Mechanisms of resistance to KRASG12C inhibitors in KRASG12C-mutated non-small cell lung cancer

Abstract

The KRAS protein, a product of the KRAS gene (V-ki-ras2 Kirsten rat sarcoma viral oncogene homolog), functions as a small GTPase that alternates between an active GTP-bound state (KRAS(ON)) and an inactive GDP-bound state (KRAS(OFF)). The KRAS^G12C mutation results in the accumulation of KRASG12C(OFF), promoting cell cycle survival and proliferation primarily through the canonical MAPK and PI3K pathways. The KRAS^G12C mutation is found in 13% of lung adenocarcinomas. Previously considered undruggable, sotorasib and adagrasib are the first available OFF-state KRASG12C inhibitors, but treatment resistance is frequent. In this review, after briefly summarizing the KRAS pathway and the mechanism of action of OFF-state KRASG12C inhibitors, we discuss primary and acquired resistance mechanisms. Acquired resistance is the most frequent, with "on-target" mechanisms such as a new KRAS mutation preventing inhibitor binding; and "off-target" mechanisms leading to bypass of KRAS through gain-of-function mutations in other oncogenes such as NRAS, BRAF, and RET; or loss-of-function mutations in tumor suppressor genes such as PTEN. Other "off-target" mechanisms described include epithelial-to-mesenchymal transition and histological transformation. Multiple co-existing mechanisms can be found in patients, but few cases have been published. We highlight the lack of data on non-genomic resistance and the need for comprehensive clinical studies exploring histological, genomic, and non-genomic changes at resistance. This knowledge could help foster new treatment initiatives in this challenging context.

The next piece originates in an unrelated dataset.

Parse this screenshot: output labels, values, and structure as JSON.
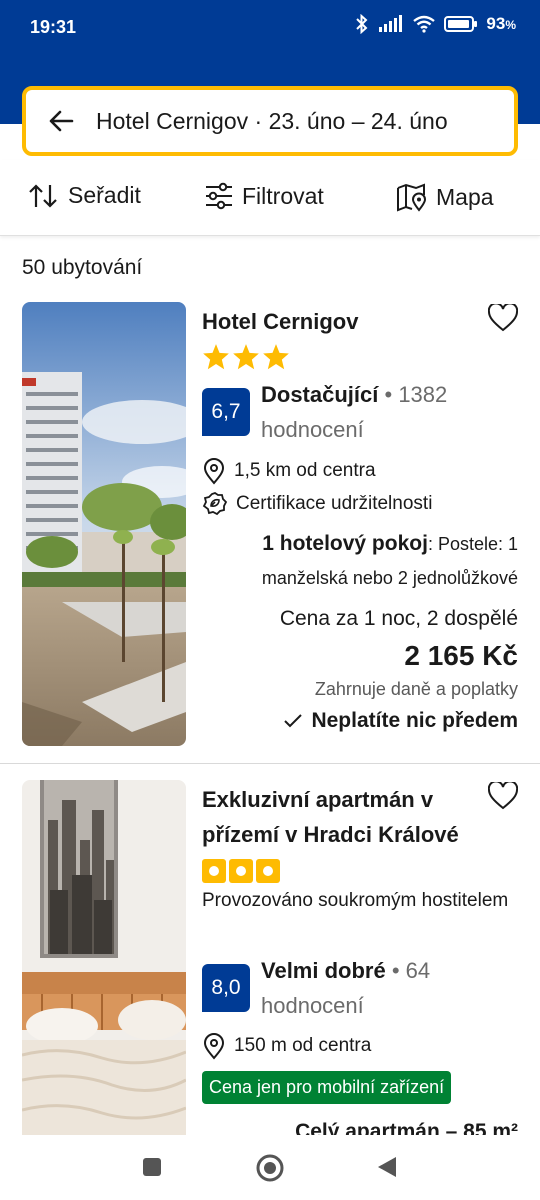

Keywords: KRASG12C inhibitor resistance; KRASG12C mutation; adagrasib; non-small cell lung cancer; sotorasib; translational research.

Figure 1

Model of KRASG12C-protein in the inactive GDP-bound state with important domains highlighted. 3D molecule was rendered with ProteinImager (http://3dproteinimaging.com) based on the crystal structure (PBD ID: 6OIM, rcsb.org/structure/6OIM). The structure of the KRAS gene comprises a G-domain coding region and a hypervariable region, including the conserved CAAX motif, a membrane anchor sequence (C: cysteine, A: aliphatic amino acids, X: any amino acid and residues coding for a lipid tail; not shown here). Selected structural regions of the KRAS protein G-domain are highlighted: the phosphate-binding loop (P-loop, amino acids (aa) 10 to 16) and the two switch regions (switch I (aa 30 to 38) and switch II (aa 59 to 67)). Both switch regions change conformation to make hydrogen bonds with the gamma-phosphate in GTP-bound-KRAS. Sotorasib is observed in its binding pocket (P2, behind Switch II region, near mutated Cysteine-12). The mutated Cystein-12 residue is shown in yellow. Adagrasib interacts with the P2 binding pocket in the same way as sotorasib.

Figure 2

Summary of "on-target" and "off-target" resistance mechanisms to OFF-state KRASG12C inhibitors. Summary of "on-target" and "off-target" resistance mechanisms described with OFF-state KRASG12C inhibitors sotorasib and adagrasib. "On-target" resistance encompasses new KRAS activating mutations and increased KRASG12C output due to growth factor receptors' feedback reactivation. "Off-target" resistance mechanisms include amplification or mutations of other oncogenes, upstream reactivation of wild-type KRAS and other RAS isoforms, epithelial-to-mesenchymal transition, and adeno-to-squamous transition. The illustration was created with BioRender.com. KRASG12Ci, OFF state KRASG12C inhibitor; GFR, Growth Factor Receptor.